Quantitative analysis of heavy metals in soil by X-ray fluorescence with PCA–ANOVA and support vector regression
Abstract
Heavy metal concentration is an important index for evaluating soil pollution. It is of great significance to measure the trace element content accurately for green agriculture development. In order to detect the trace element content accurately, a new prediction framework including pre-processing, signal extraction, feature selection and decision-making was proposed. The energy dispersive X-ray fluorescence (ED-XRF) spectra of 57 national standard soil samples were investigated based on the proposed methods. Firstly, an innovative background deduction method called iterative adaptive window empirical wavelet transform (IAWEWT) was introduced to extract effective counts of characteristic peaks, and the proposed approach was validated by the coefficient of determination (R2) of the instrumental calibration curve compared with two other conventional methods.
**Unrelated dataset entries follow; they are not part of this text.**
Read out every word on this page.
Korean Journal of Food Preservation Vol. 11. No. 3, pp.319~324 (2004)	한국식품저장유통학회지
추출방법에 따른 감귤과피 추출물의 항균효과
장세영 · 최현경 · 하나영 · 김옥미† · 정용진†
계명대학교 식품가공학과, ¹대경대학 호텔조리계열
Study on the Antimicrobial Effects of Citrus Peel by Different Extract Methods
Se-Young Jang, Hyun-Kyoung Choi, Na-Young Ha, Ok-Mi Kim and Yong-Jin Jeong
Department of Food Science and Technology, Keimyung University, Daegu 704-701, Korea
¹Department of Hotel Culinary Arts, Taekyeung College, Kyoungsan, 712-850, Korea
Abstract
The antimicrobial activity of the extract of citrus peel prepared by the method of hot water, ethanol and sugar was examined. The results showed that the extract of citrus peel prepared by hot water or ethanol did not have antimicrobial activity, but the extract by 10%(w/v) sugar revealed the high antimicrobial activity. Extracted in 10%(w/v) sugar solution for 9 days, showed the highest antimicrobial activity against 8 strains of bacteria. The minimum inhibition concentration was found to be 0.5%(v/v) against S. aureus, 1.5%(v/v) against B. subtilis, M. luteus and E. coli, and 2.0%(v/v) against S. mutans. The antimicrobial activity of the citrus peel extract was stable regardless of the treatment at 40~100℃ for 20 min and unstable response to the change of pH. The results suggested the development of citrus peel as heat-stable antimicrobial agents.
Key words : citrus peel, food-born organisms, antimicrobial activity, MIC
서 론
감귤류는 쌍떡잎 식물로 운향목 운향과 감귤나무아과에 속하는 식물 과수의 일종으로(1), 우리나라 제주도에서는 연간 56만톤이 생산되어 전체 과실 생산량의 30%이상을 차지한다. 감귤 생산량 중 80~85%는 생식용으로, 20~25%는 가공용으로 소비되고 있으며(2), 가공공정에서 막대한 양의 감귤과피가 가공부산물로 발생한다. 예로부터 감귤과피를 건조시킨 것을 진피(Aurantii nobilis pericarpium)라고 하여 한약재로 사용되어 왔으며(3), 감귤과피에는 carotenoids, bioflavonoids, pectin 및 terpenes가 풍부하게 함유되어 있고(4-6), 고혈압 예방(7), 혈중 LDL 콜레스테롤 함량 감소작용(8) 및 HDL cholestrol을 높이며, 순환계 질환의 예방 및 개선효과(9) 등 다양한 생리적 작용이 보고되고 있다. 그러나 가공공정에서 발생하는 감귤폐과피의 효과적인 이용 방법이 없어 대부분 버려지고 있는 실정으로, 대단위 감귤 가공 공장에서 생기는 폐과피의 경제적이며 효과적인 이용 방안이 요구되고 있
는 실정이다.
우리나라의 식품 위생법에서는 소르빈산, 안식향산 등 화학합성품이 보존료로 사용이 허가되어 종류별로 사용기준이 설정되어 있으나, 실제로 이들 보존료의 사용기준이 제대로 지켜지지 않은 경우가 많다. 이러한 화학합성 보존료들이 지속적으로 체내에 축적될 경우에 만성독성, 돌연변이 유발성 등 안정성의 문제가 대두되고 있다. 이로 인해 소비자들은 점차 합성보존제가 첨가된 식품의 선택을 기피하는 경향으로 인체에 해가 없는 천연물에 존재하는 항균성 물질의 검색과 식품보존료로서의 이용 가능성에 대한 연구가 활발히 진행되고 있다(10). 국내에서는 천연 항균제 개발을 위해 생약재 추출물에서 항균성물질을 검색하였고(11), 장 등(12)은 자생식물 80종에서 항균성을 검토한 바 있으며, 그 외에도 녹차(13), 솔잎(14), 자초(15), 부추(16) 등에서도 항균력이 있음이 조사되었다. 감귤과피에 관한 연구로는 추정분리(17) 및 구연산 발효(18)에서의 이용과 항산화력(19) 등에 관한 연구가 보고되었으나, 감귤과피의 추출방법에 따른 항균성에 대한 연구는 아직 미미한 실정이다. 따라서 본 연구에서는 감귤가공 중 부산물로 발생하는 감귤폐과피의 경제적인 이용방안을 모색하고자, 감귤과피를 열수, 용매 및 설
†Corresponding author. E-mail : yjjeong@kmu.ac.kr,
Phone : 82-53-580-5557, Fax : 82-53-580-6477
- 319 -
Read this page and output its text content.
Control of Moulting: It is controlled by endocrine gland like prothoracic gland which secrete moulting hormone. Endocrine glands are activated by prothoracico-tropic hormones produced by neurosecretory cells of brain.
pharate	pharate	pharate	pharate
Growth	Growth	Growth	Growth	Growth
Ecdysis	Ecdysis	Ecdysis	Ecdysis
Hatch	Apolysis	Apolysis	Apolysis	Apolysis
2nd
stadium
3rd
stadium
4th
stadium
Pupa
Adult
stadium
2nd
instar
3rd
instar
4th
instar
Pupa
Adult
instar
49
Secondly, principal component analysis (PCA) was combined with the analysis of variance (ANOVA) for variable selection optimization of the ED-XRF spectrum. After PCA feature extraction and ANOVA variable selection treatment, the optimum number of principal components for V, Cr, Cu, Zn, Mo, Cd and Pb were determined to be 7, 15, 4, 4, 4, 5 and 12 respectively. Furthermore, the support vector regression (SVR) model was adopted for heavy metal estimation. The evaluation indices included R2 and root mean square error (RMSE). It was demonstrated that the predictive capabilities of seven heavy metal elements were improved substantially for elemental analysis by the proposed PCA–ANOVA–SVR model, with excellent results for V, Cr, Cu, Zn, Mo, Cd and Pb estimates, and the R2 values were 0.993, 0.996, 0.999, 0.999, 0.997, 0.998 and 0.998 respectively. Therefore, the new framework proposed in this paper can effectively eliminate redundant features and determine the concentration of trace elements in soil. It provides an effective alternative for the quantitative analysis of X-ray fluorescence spectrometry.